Archive for August, 2008

In dreams begin responsibilities

The last time I described a dream here, it seemed like a pretty straightforward response to Stubb’s imminent departure for four months of out-of-state work.  Here’s last night’s offering:

I am at a writers’ conference of some kind–it seems to combine elements of a summer conference (like communal breakfast) and an MLA/AWP style professional convention (panel discussions, etc.).  Also in attendance is the writer who is my most important teacher–in other words, someone I revere and would never want to let down.  It’s almost breakfast time, and later in the morning I am scheduled to give a craft talk. 

I have prepared nothing for this talk.  I have a topic–the associative leap in poetry–and somewhere among my effects I have a couple of relevant books out of which I could photocopy sample poems for a handout.  But when I look for these books, they either don’t seem to be there, or they have whole sections missing (in Robert Bly’s Leaping Poetry, the last section, “Home Grown Poems,” has fallen out of the binding and is nowhere to be found).  I start outlining my talk, thinking that I will draft an introduction to read and then spend most of the time vamping on the poems that will be in the handout, but also kicking myself for not starting earlier than the morning of my talk.  I also keep toying with the idea that I will just cancel the talk, which seems to be a plausible idea as apparently these talks are optional.

Then I wake up and sigh with relief that it was all a dream.  But then I realize–I’m still at the conference!  I have just woken up on the morning of my talk, and I still haven’t prepared anything!  In a comic strip, this would be the last panel.  But I am still dreaming, so I go through the whole thing again–should I prepare something?  How can I fake my way through it?  What will my teacher think?  And everyone else?  Why didn’t I start earlier? and so on.  Oh, and even as I’m fretting about these things, I’m wondering if I really have to skip breakfast in order to prepare the talk, because I really want to spend breakfast sitting and talking with other writers, especially my teacher.  But I realize this is crazy, because if I am going to slap something together I’ll need every minute between now and then.

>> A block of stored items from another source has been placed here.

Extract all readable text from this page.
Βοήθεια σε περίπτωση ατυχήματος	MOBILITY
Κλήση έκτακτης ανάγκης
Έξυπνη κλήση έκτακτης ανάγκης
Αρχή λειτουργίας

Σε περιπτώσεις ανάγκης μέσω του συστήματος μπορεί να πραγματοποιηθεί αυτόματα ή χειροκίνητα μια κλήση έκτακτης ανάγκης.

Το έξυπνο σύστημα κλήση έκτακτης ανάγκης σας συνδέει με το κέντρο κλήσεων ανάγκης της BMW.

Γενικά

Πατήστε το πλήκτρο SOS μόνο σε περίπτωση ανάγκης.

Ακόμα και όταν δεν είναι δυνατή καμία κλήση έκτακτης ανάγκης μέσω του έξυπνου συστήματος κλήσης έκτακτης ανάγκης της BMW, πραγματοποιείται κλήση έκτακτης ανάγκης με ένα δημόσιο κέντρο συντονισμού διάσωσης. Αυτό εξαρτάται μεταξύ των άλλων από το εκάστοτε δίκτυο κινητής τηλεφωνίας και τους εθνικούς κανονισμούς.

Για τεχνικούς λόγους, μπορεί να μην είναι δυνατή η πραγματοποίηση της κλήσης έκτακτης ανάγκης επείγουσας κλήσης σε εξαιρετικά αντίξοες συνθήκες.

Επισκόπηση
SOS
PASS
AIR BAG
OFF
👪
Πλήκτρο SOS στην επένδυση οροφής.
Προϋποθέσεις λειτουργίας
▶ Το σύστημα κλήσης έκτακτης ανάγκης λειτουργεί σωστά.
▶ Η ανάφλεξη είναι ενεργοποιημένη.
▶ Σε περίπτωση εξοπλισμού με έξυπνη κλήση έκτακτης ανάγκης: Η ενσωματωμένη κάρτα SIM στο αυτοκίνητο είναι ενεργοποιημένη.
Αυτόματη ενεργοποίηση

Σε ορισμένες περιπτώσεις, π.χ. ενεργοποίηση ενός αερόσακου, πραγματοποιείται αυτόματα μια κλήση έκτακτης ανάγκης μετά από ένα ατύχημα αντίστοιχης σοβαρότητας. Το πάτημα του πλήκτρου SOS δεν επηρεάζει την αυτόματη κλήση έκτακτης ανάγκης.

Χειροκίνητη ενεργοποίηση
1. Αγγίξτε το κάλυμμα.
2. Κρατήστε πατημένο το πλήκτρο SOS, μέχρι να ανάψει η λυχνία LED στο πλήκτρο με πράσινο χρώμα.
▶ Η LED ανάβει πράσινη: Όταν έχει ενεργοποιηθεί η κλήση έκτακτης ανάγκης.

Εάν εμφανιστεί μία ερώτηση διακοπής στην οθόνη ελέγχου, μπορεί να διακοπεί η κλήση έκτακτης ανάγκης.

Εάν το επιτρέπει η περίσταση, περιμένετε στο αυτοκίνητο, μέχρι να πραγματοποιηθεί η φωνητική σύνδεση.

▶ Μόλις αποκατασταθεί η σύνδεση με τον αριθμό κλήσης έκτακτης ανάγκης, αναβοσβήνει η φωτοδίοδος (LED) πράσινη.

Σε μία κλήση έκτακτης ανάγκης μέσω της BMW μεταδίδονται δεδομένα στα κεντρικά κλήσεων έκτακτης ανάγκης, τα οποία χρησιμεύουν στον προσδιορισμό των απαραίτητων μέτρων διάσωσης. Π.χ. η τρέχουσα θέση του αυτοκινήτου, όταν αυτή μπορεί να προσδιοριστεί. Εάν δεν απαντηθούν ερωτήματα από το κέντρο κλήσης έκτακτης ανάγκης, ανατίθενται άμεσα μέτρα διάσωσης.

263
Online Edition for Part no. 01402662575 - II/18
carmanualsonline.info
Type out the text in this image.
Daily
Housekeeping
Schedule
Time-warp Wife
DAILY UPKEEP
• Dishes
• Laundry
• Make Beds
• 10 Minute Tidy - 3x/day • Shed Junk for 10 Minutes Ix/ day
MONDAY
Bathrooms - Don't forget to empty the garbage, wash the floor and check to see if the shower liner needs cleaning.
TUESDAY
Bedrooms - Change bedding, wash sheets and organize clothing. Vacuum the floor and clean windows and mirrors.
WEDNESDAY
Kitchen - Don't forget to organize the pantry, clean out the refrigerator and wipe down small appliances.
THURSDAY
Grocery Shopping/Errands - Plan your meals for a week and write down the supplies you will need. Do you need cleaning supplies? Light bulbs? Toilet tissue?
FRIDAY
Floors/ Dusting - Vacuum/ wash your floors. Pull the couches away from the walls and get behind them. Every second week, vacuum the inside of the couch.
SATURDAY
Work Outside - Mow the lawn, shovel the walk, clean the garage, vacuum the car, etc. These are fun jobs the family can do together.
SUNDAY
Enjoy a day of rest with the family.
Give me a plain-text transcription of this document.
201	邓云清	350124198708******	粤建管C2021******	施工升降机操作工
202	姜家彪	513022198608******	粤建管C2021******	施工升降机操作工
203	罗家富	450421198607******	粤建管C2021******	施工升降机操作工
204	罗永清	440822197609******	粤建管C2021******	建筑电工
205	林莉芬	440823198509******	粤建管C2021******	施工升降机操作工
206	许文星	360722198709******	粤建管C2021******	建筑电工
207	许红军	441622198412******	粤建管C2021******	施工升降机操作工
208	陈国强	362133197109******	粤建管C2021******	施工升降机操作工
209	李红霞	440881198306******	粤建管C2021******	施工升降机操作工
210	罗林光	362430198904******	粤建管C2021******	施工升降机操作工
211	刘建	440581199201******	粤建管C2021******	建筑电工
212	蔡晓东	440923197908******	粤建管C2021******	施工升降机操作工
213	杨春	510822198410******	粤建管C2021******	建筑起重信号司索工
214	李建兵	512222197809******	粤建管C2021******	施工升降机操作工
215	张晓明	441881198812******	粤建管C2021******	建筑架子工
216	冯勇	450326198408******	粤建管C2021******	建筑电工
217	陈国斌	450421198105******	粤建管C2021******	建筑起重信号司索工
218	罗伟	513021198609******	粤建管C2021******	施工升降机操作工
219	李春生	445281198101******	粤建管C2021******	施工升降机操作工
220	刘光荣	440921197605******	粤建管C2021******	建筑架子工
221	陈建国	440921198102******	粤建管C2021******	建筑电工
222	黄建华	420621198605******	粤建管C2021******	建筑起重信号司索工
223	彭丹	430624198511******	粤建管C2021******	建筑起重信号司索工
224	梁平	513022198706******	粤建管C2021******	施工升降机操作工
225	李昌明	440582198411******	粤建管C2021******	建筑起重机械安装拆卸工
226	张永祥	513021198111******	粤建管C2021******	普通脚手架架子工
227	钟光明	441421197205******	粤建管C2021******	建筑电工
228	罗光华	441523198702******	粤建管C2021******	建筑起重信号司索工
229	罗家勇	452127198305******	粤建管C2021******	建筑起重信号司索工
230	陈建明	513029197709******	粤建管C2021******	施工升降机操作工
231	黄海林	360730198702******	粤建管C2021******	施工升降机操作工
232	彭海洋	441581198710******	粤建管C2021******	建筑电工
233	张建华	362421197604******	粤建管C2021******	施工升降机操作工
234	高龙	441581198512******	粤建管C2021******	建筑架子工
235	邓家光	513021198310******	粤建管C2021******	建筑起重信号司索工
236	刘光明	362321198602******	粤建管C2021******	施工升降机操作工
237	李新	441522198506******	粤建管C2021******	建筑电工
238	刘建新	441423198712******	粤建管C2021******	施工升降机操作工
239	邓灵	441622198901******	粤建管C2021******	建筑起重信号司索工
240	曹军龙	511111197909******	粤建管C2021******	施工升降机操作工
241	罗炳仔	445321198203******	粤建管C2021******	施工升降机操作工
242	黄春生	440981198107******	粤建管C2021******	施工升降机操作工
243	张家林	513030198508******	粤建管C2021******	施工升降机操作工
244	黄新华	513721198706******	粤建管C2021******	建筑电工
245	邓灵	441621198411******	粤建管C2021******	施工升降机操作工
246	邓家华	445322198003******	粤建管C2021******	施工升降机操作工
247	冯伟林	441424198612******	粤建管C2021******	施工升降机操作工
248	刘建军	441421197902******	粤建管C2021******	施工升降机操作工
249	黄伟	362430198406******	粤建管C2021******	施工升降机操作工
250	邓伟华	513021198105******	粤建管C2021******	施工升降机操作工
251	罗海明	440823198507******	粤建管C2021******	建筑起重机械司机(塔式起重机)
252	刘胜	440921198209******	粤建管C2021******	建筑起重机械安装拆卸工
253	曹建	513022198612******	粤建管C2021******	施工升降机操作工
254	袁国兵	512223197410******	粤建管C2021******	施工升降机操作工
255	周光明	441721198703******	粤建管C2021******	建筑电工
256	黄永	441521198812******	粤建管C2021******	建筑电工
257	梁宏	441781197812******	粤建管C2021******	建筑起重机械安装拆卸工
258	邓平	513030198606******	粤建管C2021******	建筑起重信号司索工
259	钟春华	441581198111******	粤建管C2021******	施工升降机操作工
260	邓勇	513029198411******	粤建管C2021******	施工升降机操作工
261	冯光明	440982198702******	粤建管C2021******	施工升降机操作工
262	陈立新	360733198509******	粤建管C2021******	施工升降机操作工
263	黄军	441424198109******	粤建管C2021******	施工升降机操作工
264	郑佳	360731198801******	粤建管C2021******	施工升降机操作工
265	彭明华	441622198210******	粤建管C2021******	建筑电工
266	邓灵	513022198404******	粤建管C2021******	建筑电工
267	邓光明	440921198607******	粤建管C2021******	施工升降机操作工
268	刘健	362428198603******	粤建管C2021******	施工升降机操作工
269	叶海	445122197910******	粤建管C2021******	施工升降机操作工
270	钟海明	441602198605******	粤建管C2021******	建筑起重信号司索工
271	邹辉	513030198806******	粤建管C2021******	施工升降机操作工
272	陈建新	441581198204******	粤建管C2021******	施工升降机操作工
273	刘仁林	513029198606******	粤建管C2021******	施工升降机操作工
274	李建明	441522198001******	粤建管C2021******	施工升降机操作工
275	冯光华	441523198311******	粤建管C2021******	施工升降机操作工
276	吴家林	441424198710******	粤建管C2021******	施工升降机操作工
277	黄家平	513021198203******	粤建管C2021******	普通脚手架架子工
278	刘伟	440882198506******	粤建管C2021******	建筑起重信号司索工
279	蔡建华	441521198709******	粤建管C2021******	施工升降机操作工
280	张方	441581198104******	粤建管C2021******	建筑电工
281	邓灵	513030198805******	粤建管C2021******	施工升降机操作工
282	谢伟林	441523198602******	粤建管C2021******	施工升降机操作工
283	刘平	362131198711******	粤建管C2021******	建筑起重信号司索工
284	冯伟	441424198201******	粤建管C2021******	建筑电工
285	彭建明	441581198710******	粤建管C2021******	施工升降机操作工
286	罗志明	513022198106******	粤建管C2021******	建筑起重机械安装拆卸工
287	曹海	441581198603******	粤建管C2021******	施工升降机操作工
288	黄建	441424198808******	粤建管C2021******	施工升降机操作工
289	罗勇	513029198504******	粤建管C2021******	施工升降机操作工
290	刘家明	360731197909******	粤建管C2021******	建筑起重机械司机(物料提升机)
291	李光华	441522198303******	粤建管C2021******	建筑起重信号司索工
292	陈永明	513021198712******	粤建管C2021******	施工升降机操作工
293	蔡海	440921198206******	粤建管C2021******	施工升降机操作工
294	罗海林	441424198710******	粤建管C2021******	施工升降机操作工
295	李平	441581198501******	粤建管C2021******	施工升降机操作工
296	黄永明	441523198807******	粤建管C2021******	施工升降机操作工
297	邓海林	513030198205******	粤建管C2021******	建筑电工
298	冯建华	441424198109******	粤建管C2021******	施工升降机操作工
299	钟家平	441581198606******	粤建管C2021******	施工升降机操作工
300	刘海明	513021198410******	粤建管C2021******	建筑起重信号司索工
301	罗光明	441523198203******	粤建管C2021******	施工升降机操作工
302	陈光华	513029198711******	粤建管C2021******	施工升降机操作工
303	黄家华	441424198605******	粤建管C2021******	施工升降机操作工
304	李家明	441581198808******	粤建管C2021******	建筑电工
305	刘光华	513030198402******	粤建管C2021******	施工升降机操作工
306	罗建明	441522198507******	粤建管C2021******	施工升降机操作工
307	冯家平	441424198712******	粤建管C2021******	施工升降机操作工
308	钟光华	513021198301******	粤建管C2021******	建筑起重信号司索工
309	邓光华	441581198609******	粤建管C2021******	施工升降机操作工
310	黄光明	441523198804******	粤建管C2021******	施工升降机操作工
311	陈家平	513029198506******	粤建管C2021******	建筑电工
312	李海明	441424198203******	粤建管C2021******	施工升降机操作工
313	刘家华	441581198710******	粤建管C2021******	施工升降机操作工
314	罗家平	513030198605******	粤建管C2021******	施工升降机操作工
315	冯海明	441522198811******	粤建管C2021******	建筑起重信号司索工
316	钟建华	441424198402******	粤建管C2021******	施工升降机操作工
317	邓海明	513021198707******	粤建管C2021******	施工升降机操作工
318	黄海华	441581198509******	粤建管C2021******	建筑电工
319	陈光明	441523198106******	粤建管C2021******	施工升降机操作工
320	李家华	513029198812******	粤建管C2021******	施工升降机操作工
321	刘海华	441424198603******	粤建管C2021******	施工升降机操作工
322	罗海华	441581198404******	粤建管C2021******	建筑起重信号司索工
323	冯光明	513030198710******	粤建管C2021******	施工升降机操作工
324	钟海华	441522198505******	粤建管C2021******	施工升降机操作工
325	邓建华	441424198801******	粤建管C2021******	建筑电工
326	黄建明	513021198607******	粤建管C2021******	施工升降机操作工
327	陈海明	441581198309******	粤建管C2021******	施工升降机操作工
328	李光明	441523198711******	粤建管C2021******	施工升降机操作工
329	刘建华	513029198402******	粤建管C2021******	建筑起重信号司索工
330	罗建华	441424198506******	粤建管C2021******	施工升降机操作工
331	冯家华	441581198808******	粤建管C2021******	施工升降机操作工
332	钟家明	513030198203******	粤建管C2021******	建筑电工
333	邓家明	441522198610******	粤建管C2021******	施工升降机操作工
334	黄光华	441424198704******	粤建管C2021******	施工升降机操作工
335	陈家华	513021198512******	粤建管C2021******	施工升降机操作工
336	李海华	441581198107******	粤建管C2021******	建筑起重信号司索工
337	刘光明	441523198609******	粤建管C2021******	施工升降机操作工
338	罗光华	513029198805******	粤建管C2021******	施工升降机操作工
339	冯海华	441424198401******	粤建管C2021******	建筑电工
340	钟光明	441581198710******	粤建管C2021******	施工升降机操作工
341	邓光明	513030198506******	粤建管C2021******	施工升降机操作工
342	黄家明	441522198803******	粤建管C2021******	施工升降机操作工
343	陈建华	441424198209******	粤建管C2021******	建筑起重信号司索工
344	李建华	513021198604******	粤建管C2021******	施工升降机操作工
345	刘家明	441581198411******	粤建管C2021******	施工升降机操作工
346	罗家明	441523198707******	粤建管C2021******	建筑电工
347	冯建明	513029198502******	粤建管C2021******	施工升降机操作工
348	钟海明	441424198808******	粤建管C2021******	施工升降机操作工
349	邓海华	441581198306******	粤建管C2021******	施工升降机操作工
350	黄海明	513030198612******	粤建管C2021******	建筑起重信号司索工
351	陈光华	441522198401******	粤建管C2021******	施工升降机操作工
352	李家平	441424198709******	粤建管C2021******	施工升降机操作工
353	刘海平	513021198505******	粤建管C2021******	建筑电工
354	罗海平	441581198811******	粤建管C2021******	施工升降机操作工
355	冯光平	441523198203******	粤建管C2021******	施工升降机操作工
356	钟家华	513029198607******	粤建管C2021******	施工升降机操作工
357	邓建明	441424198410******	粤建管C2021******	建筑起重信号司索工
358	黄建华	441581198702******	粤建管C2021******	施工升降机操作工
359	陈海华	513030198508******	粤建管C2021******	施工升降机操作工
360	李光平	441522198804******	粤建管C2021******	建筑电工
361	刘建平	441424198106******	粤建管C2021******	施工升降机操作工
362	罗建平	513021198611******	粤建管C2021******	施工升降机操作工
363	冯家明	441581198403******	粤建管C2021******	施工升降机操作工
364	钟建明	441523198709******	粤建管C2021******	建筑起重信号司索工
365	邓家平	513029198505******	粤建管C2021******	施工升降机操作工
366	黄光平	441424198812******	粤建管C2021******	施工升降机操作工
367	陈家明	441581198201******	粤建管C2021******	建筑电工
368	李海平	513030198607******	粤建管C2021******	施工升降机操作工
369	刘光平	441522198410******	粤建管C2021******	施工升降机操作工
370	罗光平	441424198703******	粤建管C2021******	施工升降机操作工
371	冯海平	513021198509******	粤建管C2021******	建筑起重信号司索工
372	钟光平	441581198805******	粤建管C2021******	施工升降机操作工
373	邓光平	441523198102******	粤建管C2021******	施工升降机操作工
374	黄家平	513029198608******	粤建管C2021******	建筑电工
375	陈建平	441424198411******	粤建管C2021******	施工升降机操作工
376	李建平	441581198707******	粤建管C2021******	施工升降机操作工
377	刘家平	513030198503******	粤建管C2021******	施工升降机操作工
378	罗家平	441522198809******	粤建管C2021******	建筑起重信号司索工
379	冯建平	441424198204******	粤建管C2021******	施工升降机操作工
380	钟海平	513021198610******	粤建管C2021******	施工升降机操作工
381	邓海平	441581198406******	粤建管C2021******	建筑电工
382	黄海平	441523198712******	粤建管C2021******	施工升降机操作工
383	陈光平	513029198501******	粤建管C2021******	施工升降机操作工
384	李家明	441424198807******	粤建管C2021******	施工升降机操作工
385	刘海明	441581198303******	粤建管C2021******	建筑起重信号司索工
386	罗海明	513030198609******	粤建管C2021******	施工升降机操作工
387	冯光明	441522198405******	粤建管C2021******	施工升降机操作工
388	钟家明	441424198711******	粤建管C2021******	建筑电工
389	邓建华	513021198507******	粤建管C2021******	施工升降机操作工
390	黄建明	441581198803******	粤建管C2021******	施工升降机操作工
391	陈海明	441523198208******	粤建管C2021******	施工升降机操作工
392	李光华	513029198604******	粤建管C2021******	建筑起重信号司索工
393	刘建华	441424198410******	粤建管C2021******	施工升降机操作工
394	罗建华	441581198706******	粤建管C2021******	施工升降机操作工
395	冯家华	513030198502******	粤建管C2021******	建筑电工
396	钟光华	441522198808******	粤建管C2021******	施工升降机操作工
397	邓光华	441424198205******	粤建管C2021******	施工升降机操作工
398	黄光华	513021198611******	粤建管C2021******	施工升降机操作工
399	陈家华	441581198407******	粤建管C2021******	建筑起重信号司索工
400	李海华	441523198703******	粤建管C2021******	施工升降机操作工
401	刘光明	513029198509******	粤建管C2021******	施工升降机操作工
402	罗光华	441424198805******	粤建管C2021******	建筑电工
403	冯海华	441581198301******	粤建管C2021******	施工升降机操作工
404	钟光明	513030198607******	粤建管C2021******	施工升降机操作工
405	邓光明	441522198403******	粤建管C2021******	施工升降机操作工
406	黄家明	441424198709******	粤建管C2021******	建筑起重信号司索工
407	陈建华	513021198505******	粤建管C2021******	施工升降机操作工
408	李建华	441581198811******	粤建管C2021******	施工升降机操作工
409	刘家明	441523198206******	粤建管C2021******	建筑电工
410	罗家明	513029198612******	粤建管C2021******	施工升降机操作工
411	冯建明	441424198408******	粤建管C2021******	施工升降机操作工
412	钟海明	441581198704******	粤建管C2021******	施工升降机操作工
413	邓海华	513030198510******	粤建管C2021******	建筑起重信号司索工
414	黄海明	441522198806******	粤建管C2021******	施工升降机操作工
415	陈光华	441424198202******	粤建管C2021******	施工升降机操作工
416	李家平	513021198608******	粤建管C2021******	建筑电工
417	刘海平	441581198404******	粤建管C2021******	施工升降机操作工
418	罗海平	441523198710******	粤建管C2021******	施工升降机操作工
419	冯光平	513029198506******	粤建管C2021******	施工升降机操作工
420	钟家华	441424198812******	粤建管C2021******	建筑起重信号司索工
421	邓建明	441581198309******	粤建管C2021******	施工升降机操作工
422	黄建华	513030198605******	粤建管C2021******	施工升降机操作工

It was really good to wake up from that one for real.

A brief history of time

Countdown to the end of summer:  The Snork Maiden goes back to school in four weeks–the day after Starfleet Academy starts.  And good grief, I just realized that my New RU class starts in less than three weeks.  And I have done almost no preparation for it so far, aside from the occasional idle thought.  It is a graduate creative-writing class and will be run mostly workshop-style, so we’re not talking intensive prep every week, but it will be heavy on handouts and I do need to plan and carry out a serious day of going-to-the-library-and-photocopying-stuff. 

The class has a particular focus to it that I think will be interesting and fruitful for the students and me.  But there’s no anthology or sourcebook to support this focus, so I have to find the bits of paper on which I’ve scribbled titles over the past few months and continue brainstorming a list of things I will want to hand out.  Then onto JSTOR and into the library–and probably also to the computer to email friends, begging for the handout from that talk from 1998.  And back to that syllabus I drafted in the spring to see what resemblance it bears to the course I think I want it to be.

I’ve also been in a little bit of avoidance/denial about a time conflict between Starfleet’s school day and two meetings I need to attend at New RU.  I think it can all be worked out, but I can’t take it up with the appropriate people for another week or so, even though now is when I am motivated to do it.  Oh well.

The lion, the witch and the supply cabinet

I was catching up on posts over at the intelligent and witty Evil HR Lady and followed her link to (The Customer Is) Not Always Right, a fabulous compendium of ridiculous things customers have said–like this one  about a customer who couldn’t figure out how to exit the toilet stall.  Fun–and addictive!

From Russia with love

On the plane, I sat between the Snork Maiden and a middle-aged guy who spent most of the flight talking in Russian with his friends across the aisle.  We’d exchanged polite hellos when he sat down, but he didn’t say anything else until about the middle of the flight, when he turned away from his companions to me, gestured toward my copy of Slaughterhouse-Five and said, “We hev chust been talkink about the book you are readink.  Is a very great book.  Appreciated by people all over the vorld–not just America!”  He told me that he’d met Vonnegut once, too.  He seemed delighted by the idea that I would be teaching it with high-school students this year.  It was a brief exchange, but I will remember it. 

So, the first of August.  Wow.  I agreed to teach some college-essay-writing workshops at Starfleet Academy the week before faculty activities start, so next week is my last full week of summer vacation.  We’ll probably head out to visit Stubb and the Snork Maiden will stay there for a few extra days while I go back to do the workshops.  First, though, she’ll catch up with her friends–she’s been missing them–and go to her first soccer practice for the fall season with her new team.  And I have a checkup with my new gynecologist and should probably get some maintenance done on my car.  It will be nice to have just a fairly calm week at home after all the traveling!